Le froid écossais qui tombe follement amoureux de Naples, l’enfant d’or de Gênes qui marque deux buts: dans un championnat combattant mais médiocre, il y a des émotions qui nous purifient et nous sauvent

La fin du championnat vous fait presque toujours pleurer, comme certains films qui vous serrent le cœur. Vendredi, à genoux sur le sol, Scott McTominay a pleuré toute la pluie d’Écosse dans la ville du soleil. Il est entré dans l’enfant à Old Trafford, croyait au mensonge, puis découvre que le vrai théâtre des rêves est à Naples, au pied d’un volcan. Lors d’une soirée de conte de fées, après le but du but, submergé par l’amour d’un peuple, le meilleur joueur d’Italie, il a éclaté en pleurant et l’émotion lui a dicté une exclamation en Napolitain. Braveheart est devenu Masaniello qui a remporté les couronnes du Nord. Samedi, il a pleuré Lorenzo Venturino, né le 22 juin 2006, le jour où Materazzi et Pippo Inzaghi ont balayé la République tchèque. Né sous le signe de Berlin, Lorenzo a marqué son premier, beau but en Serie A, puis il a couru pour courir avec des yeux de Fabio Grosso: “Je ne le crois pas!”. Il larme de joie, convaincu que la vie est la chose merveilleuse, scénarisée par Frank Capra. Malheur à ceux qui le nient … dimanche, a pleuré Eusebio di Francesco avec tristesse. Relégué au dernier, comme en frosinone.
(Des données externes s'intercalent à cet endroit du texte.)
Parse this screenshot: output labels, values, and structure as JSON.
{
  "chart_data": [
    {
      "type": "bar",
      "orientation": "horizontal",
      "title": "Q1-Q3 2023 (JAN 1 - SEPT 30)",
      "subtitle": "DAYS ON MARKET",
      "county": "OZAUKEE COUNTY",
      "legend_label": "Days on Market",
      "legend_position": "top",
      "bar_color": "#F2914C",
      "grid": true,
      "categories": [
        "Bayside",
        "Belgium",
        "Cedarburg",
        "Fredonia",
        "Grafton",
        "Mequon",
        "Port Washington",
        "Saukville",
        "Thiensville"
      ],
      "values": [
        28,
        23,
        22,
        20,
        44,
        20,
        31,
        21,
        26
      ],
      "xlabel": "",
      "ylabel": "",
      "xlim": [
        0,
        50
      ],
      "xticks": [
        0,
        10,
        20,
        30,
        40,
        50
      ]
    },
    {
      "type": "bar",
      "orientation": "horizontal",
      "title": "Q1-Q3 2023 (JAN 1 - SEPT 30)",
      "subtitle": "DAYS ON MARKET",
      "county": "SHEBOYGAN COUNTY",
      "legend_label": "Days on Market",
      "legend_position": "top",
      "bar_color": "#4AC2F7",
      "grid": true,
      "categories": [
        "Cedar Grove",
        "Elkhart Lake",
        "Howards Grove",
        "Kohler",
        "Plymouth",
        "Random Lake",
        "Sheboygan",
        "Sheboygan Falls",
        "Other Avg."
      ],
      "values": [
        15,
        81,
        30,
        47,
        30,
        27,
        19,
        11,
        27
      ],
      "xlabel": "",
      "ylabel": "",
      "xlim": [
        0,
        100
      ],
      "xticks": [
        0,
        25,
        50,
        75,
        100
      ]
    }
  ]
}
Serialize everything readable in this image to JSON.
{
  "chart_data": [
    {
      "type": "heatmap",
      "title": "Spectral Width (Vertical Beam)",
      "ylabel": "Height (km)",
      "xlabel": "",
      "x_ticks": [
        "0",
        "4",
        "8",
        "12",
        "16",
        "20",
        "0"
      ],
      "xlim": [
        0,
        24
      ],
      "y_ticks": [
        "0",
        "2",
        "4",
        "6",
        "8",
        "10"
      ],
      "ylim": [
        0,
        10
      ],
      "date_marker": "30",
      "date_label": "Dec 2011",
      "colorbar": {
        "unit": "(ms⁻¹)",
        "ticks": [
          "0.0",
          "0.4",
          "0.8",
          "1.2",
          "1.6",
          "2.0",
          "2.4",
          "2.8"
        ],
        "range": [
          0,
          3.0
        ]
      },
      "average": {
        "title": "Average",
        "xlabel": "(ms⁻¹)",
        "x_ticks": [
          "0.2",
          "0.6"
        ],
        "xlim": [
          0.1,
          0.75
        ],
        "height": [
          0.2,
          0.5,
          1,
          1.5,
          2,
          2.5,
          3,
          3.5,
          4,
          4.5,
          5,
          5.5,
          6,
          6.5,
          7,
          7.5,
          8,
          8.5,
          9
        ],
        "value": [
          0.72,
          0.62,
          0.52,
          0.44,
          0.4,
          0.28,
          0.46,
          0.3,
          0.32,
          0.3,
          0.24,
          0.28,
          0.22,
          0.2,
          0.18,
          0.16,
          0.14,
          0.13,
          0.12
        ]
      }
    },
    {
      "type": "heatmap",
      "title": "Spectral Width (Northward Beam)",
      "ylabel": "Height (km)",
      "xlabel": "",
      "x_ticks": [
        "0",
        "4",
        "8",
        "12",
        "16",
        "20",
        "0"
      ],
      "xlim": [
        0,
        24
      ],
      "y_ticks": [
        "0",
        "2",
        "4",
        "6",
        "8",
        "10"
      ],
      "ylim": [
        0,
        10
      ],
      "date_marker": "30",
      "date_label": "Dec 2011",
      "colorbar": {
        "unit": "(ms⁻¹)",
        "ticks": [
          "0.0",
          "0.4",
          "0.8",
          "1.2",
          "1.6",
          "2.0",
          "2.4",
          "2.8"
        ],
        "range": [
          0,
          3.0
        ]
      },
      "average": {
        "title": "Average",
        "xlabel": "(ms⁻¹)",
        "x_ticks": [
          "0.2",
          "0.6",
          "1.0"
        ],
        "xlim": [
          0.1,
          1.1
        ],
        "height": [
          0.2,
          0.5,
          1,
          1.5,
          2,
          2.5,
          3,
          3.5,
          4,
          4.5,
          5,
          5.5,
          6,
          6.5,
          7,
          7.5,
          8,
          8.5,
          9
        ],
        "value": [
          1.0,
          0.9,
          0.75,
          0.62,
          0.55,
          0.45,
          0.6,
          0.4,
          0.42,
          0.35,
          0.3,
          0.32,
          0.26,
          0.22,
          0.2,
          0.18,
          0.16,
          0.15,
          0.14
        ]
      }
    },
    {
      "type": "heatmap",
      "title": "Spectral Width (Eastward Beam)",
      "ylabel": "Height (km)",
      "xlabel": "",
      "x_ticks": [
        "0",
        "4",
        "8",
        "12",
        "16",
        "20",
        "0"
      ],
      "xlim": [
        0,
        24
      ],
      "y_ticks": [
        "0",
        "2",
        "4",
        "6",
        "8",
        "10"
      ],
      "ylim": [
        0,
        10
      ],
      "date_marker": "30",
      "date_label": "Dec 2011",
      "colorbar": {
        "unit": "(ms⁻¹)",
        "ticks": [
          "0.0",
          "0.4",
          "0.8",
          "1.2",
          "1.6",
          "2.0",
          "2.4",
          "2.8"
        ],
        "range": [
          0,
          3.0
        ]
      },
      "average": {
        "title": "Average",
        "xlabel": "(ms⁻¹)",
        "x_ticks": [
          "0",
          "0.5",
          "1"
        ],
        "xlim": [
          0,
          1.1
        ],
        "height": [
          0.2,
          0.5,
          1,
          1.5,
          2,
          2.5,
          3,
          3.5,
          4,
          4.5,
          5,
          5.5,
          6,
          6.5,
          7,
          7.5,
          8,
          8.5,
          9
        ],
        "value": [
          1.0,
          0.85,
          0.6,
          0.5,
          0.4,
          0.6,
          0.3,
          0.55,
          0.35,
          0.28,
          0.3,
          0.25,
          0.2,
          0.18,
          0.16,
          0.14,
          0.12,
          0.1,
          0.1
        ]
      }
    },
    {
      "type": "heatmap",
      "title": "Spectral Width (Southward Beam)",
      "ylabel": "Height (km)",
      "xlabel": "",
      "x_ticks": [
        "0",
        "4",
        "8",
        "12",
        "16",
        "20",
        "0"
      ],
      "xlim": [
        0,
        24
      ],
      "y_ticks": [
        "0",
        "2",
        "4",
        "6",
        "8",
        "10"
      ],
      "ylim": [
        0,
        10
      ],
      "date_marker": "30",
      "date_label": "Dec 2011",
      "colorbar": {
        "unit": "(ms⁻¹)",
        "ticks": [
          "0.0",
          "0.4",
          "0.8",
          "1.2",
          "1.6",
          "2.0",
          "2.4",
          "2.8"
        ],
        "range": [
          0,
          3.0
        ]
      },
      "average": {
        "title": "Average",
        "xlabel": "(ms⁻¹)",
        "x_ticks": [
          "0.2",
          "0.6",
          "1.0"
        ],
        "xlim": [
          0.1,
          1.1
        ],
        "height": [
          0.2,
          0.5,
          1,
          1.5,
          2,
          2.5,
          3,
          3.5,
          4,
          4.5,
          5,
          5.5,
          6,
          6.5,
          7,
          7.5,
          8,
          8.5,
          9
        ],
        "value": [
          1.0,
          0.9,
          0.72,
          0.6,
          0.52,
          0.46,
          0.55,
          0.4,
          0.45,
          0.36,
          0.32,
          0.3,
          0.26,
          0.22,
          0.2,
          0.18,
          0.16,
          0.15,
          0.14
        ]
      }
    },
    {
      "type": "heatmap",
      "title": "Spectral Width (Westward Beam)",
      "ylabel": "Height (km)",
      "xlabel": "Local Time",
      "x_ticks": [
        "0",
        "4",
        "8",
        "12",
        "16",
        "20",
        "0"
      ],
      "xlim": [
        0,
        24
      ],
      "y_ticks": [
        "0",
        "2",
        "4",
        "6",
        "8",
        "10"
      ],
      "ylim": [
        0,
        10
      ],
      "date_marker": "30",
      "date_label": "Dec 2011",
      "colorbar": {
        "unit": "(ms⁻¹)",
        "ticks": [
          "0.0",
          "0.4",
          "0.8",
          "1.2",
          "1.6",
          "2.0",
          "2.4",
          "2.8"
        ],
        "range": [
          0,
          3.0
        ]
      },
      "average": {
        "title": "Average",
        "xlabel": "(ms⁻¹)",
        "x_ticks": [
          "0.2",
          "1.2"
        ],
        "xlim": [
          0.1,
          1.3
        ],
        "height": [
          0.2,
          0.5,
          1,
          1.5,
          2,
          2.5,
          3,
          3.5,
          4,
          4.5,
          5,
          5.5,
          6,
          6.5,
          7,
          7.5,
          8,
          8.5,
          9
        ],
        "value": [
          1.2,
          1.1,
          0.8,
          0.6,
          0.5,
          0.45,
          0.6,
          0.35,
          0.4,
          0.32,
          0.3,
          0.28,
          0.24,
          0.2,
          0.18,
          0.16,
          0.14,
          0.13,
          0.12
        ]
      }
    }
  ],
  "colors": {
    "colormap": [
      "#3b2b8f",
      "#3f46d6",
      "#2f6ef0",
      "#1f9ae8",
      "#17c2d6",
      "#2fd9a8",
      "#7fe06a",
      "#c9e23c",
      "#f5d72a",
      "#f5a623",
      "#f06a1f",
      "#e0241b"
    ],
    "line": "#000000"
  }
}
Les applaudissements des fans qui ont apprécié son football étaient séchés dans ses yeux. Si Venise est tombée, c’est à cause de trop d’individualités imparfaites qui ont gâché de nombreux bons jeux. Eusebio, une belle personne, n’a jamais pointé le doigt sur personne. Il montera, comme une marée. C’était un championnat combattant, mais médiocre, il y avait plus de Var que de magie technique. Les larmes purifient. Tant que le football nous excite, nous sommes en sécurité.